The latest moves of this kind involve legislation which will require the Taranaki Regional Council to have six tribal appointees across two of their key committees, a move to change the structure of the Hauraki Gulf Forum governance arrangements so that half its members are appointed by tribes, and legislation which, if passed in its present form, will require all local governments to invite their local tribes into so-called “iwi participation agreements.”

We say that this is totally inconsistent with what the National Party has traditionally stood for and, more serious still, totally inconsistent with New Zealand’s long-term interests.

The arrangements imply that New Zealand should be being run as some kind of “partnership” between those elected by all citizens and those appointed by a small sub-set of New Zealanders who happen to have one or more Maori ancestors (and of course ancestors of other ethnicities also).  Despite the argument of some activist judges, there was nothing about “partnership” in the Treaty of Waitangi.  On the contrary, the Treaty involved chiefs surrendering sovereignty to the Crown, and accepting in return all the rights and privileges of “British subjects”.  And that’s true no matter which version of the Treaty one looks at.

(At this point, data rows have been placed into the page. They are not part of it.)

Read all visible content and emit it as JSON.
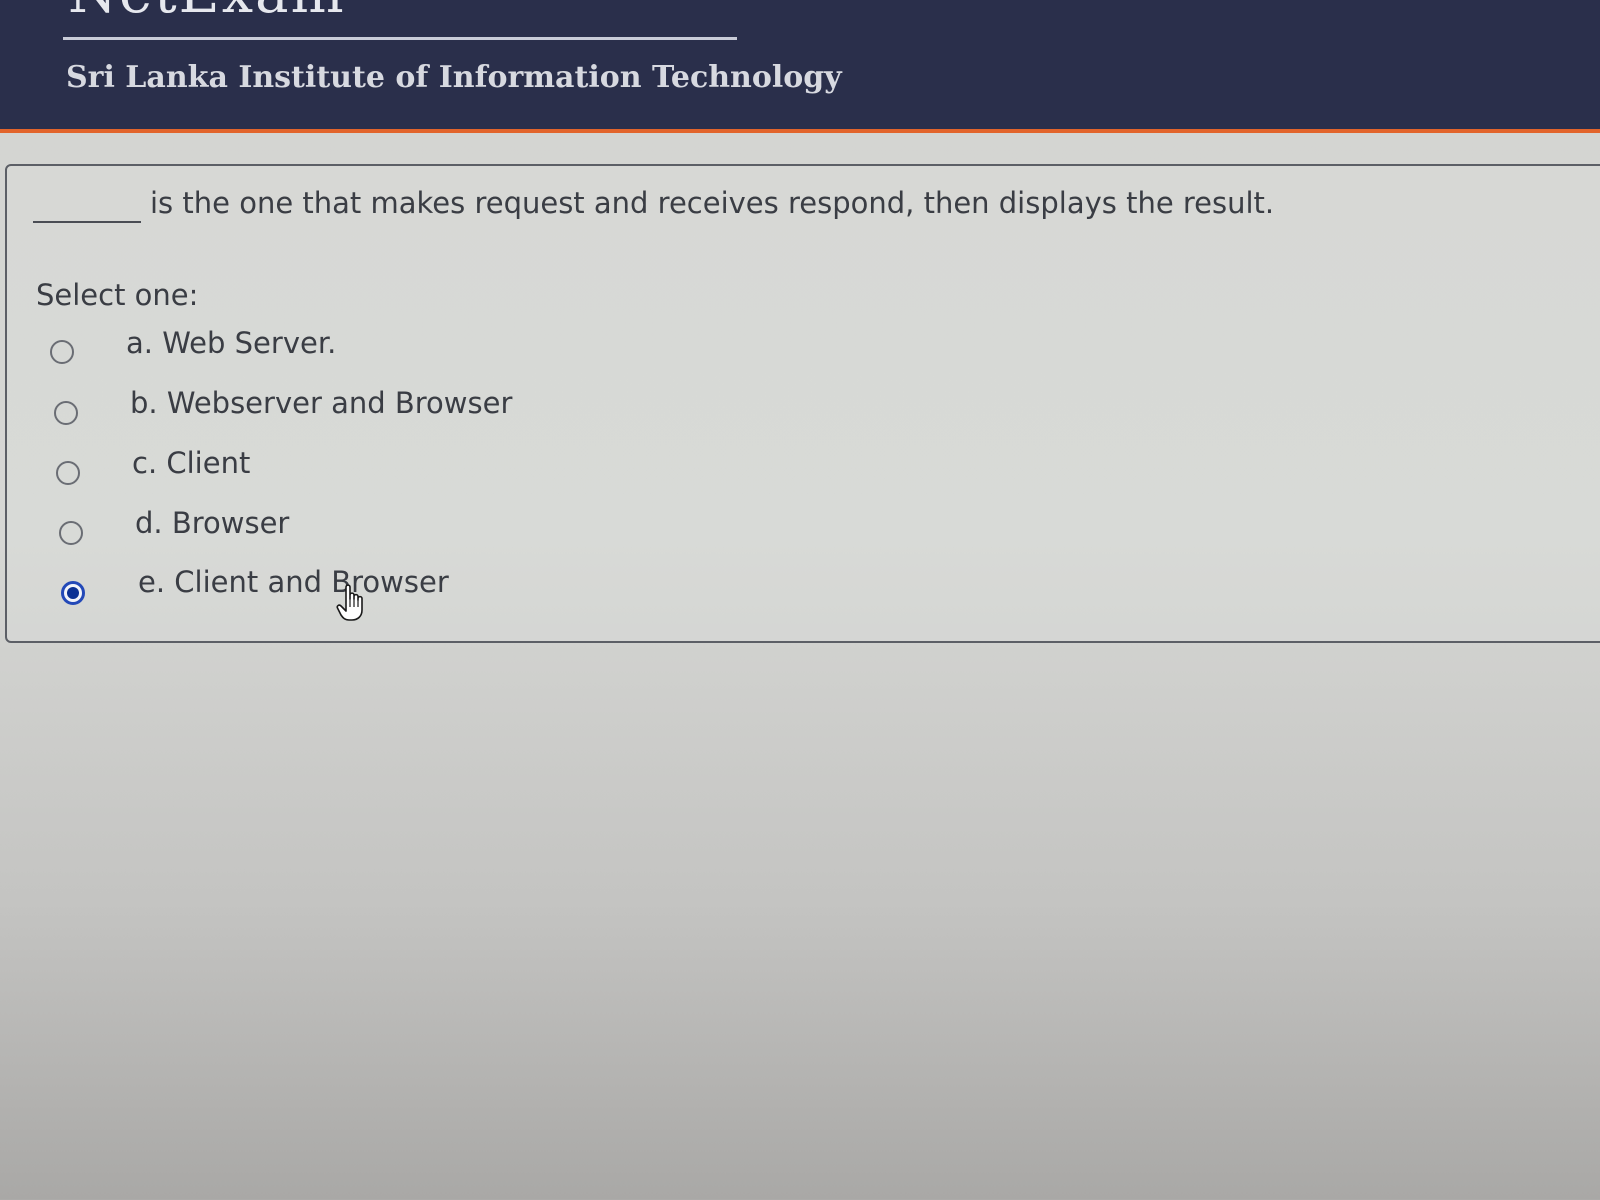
{
  "header": {
    "logo_text": "NetExam",
    "institute_name": "Sri Lanka Institute of Information Technology",
    "background_color": "#2a2f4b",
    "accent_color": "#e2642b"
  },
  "question": {
    "text": "is the one that makes request and receives respond, then displays the result.",
    "select_prompt": "Select one:",
    "options": [
      {
        "label": "a. Web Server.",
        "selected": false
      },
      {
        "label": "b. Webserver and Browser",
        "selected": false
      },
      {
        "label": "c. Client",
        "selected": false
      },
      {
        "label": "d. Browser",
        "selected": false
      },
      {
        "label": "e. Client and Browser",
        "selected": true
      }
    ],
    "selected_color": "#0c3194"
  },
  "cursor": {
    "icon": "hand-pointer-icon"
  }
}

It’s true, as critics have pointed out, that average Maori incomes are lower than the incomes of other New Zealanders.  But most of those on low incomes in New Zealand are not Maori – many of them are Pacifica, Asian, or of European extraction.  We all recognize that in New Zealand those on high incomes have an obligation to help those who need help.  But of course that doesn’t constitute a reason to have separate racially-based political structures.

And while average Maori incomes are lower than those of other New Zealanders, some Maori are among the most successful people in the country, both financially and in other ways.

I recall Ron Mark, himself Maori and currently the Deputy Leader of New Zealand First, arguing on television that when Georgina Beyer can defeat Paul Henry in the rural electorate of Wairarapa, as she did in 1999, New Zealand no longer needs separate Maori electorates.  And with more than 20 Maori Members of Parliament, only seven of them elected in Maori electorates, that is surely correct.

But, some argue, those Maori Members of Parliament who are elected in general electorates, or are in Parliament by virtue of their place on their party lists, don’t have the same concern for “Maori issues” as those elected in the Maori electorates.  Well in my experience most Maori have the same concerns as other New Zealanders – they want access to a decent job, to affordable housing, to good healthcare, and to a good education for their kids.  Everything else comes well down the list of priorities.

But surely Don Brash, you stood on this platform back in 2005 and you lost that election – doesn’t that prove that this one law for all nonsense doesn’t have the support of most New Zealanders?  On the contrary, the 2005 election result proves nothing of the kind.  In that election, the National Party got its highest share of the vote since 1990 despite Labour’s promise of interest-free student loans, the Working for Families package, and Labour’s breaching the Electoral Act by spending some 25% more than the amount it was legally allowed to spend.  And I have no doubt that National’s very good showing in that election, despite everything that Labour threw at us, was in no small part because of support for the things I said in my Orewa speech of 2004.

So despite the abuse, those involved in the Hobson’s Pledge Trust intend to press on.  We believe that it is imperative if New Zealand is to have a prosperous and harmonious future that every citizen has the same political rights.   And actually we’re confident that most New Zealanders agree with us.